Viaggiare e farsi viaggiare, portare avanti come pellegrini la vita perché «la meta dei miei pellegrinaggi è sempre un altro pellegrino e il senso della vita è nel costante cambiamento, nel movimento» scrive nel romanzo “I vagabondi” (Bompiani, 2019) Olga Tokarczuk, scrittrice e poetessa polacca, premio Nobel per la letteratura 2018, presenza attesissima a Taormina al Taobuk 2021 dove ha ricevuto il Taobuk Award for literary Excellence. Si dice felice e onorata e sorpresa, lei viandante del mondo e della scrittura (per il prossimo anno è attesa la traduzione italiana del suo ponderoso romanzo “I libri di Jacob”) che «in un posto così lontano qualcuno mi conosca e abbia voluto conferirmi questo premio» perché «quando uno scrittore scrive, sprofonda dentro di sé e si dedica al suo viaggio narrativo, non ha idea di chi lo leggerà». E aver constatato, come lei negli ultimi due anni, che i suoi libri e soprattutto “I vagabondi”, «sono ovunque non solo letti ma pure capiti» è molto bello perché vuol dire che molti trovano sempre qualcosa di sé dentro le sue parole.

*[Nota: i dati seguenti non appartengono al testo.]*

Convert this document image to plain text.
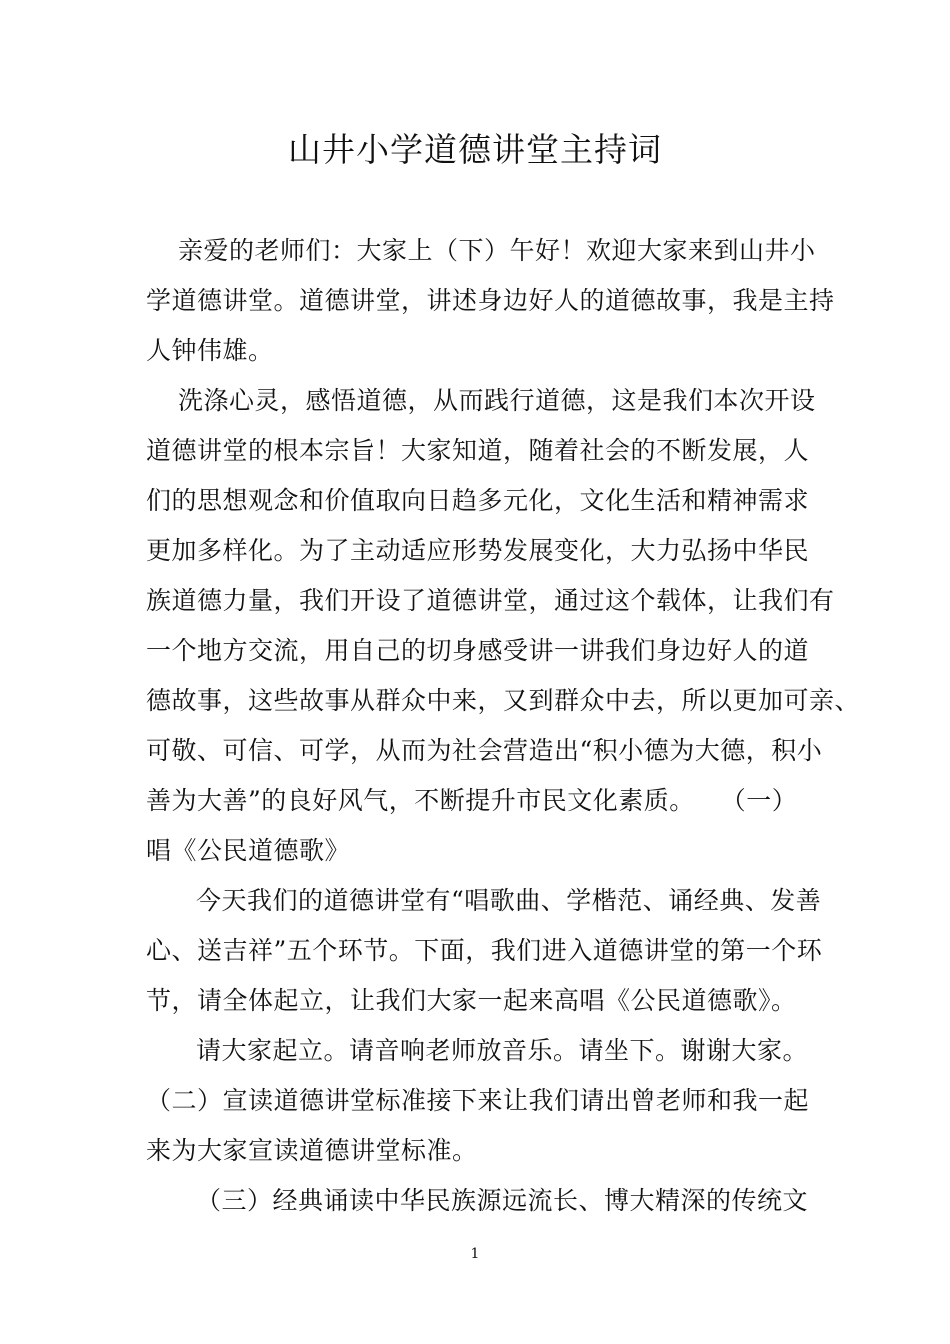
山井小学道德讲堂主持词
亲爱的老师们：大家上（下）午好！欢迎大家来到山井小
学道德讲堂。道德讲堂，讲述身边好人的道德故事，我是主持
人钟伟雄。
洗涤心灵，感悟道德，从而践行道德，这是我们本次开设
道德讲堂的根本宗旨！大家知道，随着社会的不断发展，人
们的思想观念和价值取向日趋多元化，文化生活和精神需求
更加多样化。为了主动适应形势发展变化，大力弘扬中华民
族道德力量，我们开设了道德讲堂，通过这个载体，让我们有
一个地方交流，用自己的切身感受讲一讲我们身边好人的道
德故事，这些故事从群众中来，又到群众中去，所以更加可亲、
可敬、可信、可学，从而为社会营造出“积小德为大德，积小
善为大善”的良好风气，不断提升市民文化素质。　　（一）
唱《公民道德歌》
今天我们的道德讲堂有“唱歌曲、学楷范、诵经典、发善
心、送吉祥”五个环节。下面，我们进入道德讲堂的第一个环
节，请全体起立，让我们大家一起来高唱《公民道德歌》。
请大家起立。请音响老师放音乐。请坐下。谢谢大家。
（二）宣读道德讲堂标准接下来让我们请出曾老师和我一起
来为大家宣读道德讲堂标准。
（三）经典诵读中华民族源远流长、博大精深的传统文
1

«Siamo quello che ci raccontiamo», così disse nel suo discorso per il Nobel, la Tokarczuk, e quando le si chiede quali sono le parole rimaste durante questa pandemia, ne elenca alcune terribili, come chiusura, prigione, pericolo, frontiere, e altre positive, come tranquillità, riflessione, essere con se stessi, considerare il mondo come un insieme, un’entità unica. Attenzione, però – avverte – all’eccesso di tranquillità e di fiducia, attenzione a sottomettersi al regime in nome della sicurezza durante il pericolo, al credere alle regole senza chiedersi troppo! Insieme all’esortazione a essere vigili come cittadini, perché tutto ciò è stato considerato come una sorta di sperimentazione, soprattutto da parte di alcuni politici, la Tokarczuk ha ricordato come nel suo Paese, infatti, le leggi straordinarie per la pandemia, con il divieto di manifestare, hanno permesso al governo di far passare una delle leggi più tremende al mondo, quella antiaborto.

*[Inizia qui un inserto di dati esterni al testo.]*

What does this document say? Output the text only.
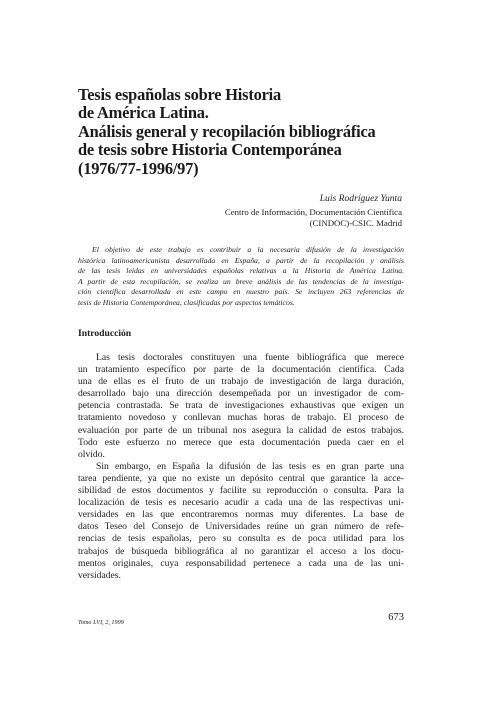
Tesis españolas sobre Historia
de América Latina.
Análisis general y recopilación bibliográfica
de tesis sobre Historia Contemporánea
(1976/77-1996/97)
Luis Rodríguez Yunta
Centro de Información, Documentación Científica
(CINDOC)-CSIC. Madrid
El objetivo de este trabajo es contribuir a la necesaria difusión de la investigación
histórica latinoamericanista desarrollada en España, a partir de la recopilación y análisis
de las tesis leídas en universidades españolas relativas a la Historia de América Latina.
A partir de esta recopilación, se realiza un breve análisis de las tendencias de la investiga-
ción científica desarrollada en este campo en nuestro país. Se incluyen 263 referencias de
tesis de Historia Contemporánea, clasificadas por aspectos temáticos.
Introducción
Las tesis doctorales constituyen una fuente bibliográfica que merece
un tratamiento específico por parte de la documentación científica. Cada
una de ellas es el fruto de un trabajo de investigación de larga duración,
desarrollado bajo una dirección desempeñada por un investigador de com-
petencia contrastada. Se trata de investigaciones exhaustivas que exigen un
tratamiento novedoso y conllevan muchas horas de trabajo. El proceso de
evaluación por parte de un tribunal nos asegura la calidad de estos trabajos.
Todo este esfuerzo no merece que esta documentación pueda caer en el
olvido.
Sin embargo, en España la difusión de las tesis es en gran parte una
tarea pendiente, ya que no existe un depósito central que garantice la acce-
sibilidad de estos documentos y facilite su reproducción o consulta. Para la
localización de tesis es necesario acudir a cada una de las respectivas uni-
versidades en las que encontraremos normas muy diferentes. La base de
datos Teseo del Consejo de Universidades reúne un gran número de refe-
rencias de tesis españolas, pero su consulta es de poca utilidad para los
trabajos de búsqueda bibliográfica al no garantizar el acceso a los docu-
mentos originales, cuya responsabilidad pertenece a cada una de las uni-
versidades.
Tomo LVI, 2, 1999	673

Eppure in questo tempo che ha mostrato che alcune cose impossibili sono diventate possibili e viceversa, sia quelle sfavorevoli come quelle benefiche, ancora più importante è il ruolo della letteratura, «niente affatto morta, come dicono ogni dieci anni», perché «la letteratura è un prezioso contrappeso a certa informazione convinta di offrire un’oggettività che non esiste e un altrettanto prezioso contrappeso sia al discorso politico estremamente semplificatore sia al discorso religioso che nel mondo contemporaneo perde di autorevolezza. Mentre la letteratura si schiera dalla parte della metafora, della metamorfosi, del profondo, del nostro profondo».

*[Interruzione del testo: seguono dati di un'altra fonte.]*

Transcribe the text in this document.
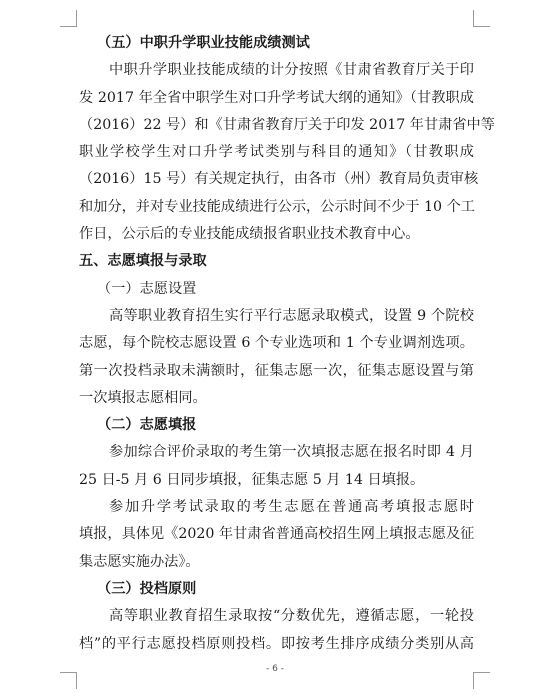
（五）中职升学职业技能成绩测试
中职升学职业技能成绩的计分按照《甘肃省教育厅关于印
发 2017 年全省中职学生对口升学考试大纲的通知》（甘教职成
（2016）22 号）和《甘肃省教育厅关于印发 2017 年甘肃省中等
职业学校学生对口升学考试类别与科目的通知》（甘教职成
（2016）15 号）有关规定执行，由各市（州）教育局负责审核
和加分，并对专业技能成绩进行公示，公示时间不少于 10 个工
作日，公示后的专业技能成绩报省职业技术教育中心。
五、志愿填报与录取
（一）志愿设置
高等职业教育招生实行平行志愿录取模式，设置 9 个院校
志愿，每个院校志愿设置 6 个专业选项和 1 个专业调剂选项。
第一次投档录取未满额时，征集志愿一次，征集志愿设置与第
一次填报志愿相同。
（二）志愿填报
参加综合评价录取的考生第一次填报志愿在报名时即 4 月
25 日-5 月 6 日同步填报，征集志愿 5 月 14 日填报。
参加升学考试录取的考生志愿在普通高考填报志愿时
填报，具体见《2020 年甘肃省普通高校招生网上填报志愿及征
集志愿实施办法》。
（三）投档原则
高等职业教育招生录取按“分数优先，遵循志愿，一轮投
档”的平行志愿投档原则投档。即按考生排序成绩分类别从高
- 6 -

E alla domanda su come sia cambiato il suo rapporto col tempo oggi, nella vita e nella scrittura, la Tokarczuk, i cui libri «accolgono il mondo come un pellegrino», accogliendo a loro volta il lettore, con «gli scostamenti e gli scarti della vita come viene», risponde dolcemente di non aver notato molte differenze perché occupata ad osservare con attenzione il processo del tempo che passa, il tempo che si riduce tra lei e la morte, la fragilità e l’imprevedibilità, con le quali lei stessa e la letteratura sempre si misurano. E se nel viaggio come nella scrittura si va oltre le frontiere, s’impara a essere ulisse/nessuno tra altri ulisse/nessuno, quando le viene domandato quale metamorfosi ha subito l’idea della frontiera, cosa ha portato nel suo mondo narrativo, la scrittrice risponde senza esitare che per lei «le frontiere sono la metafora della violenza e della sopraffazione».
Un tema da approfondire, soprattutto con la letteratura – dice – , perché «il mondo ha preso una direzione sbagliata, siamo circondati dalle frontiere, si sta costruendo una realtà di odio l’uno con l’altro».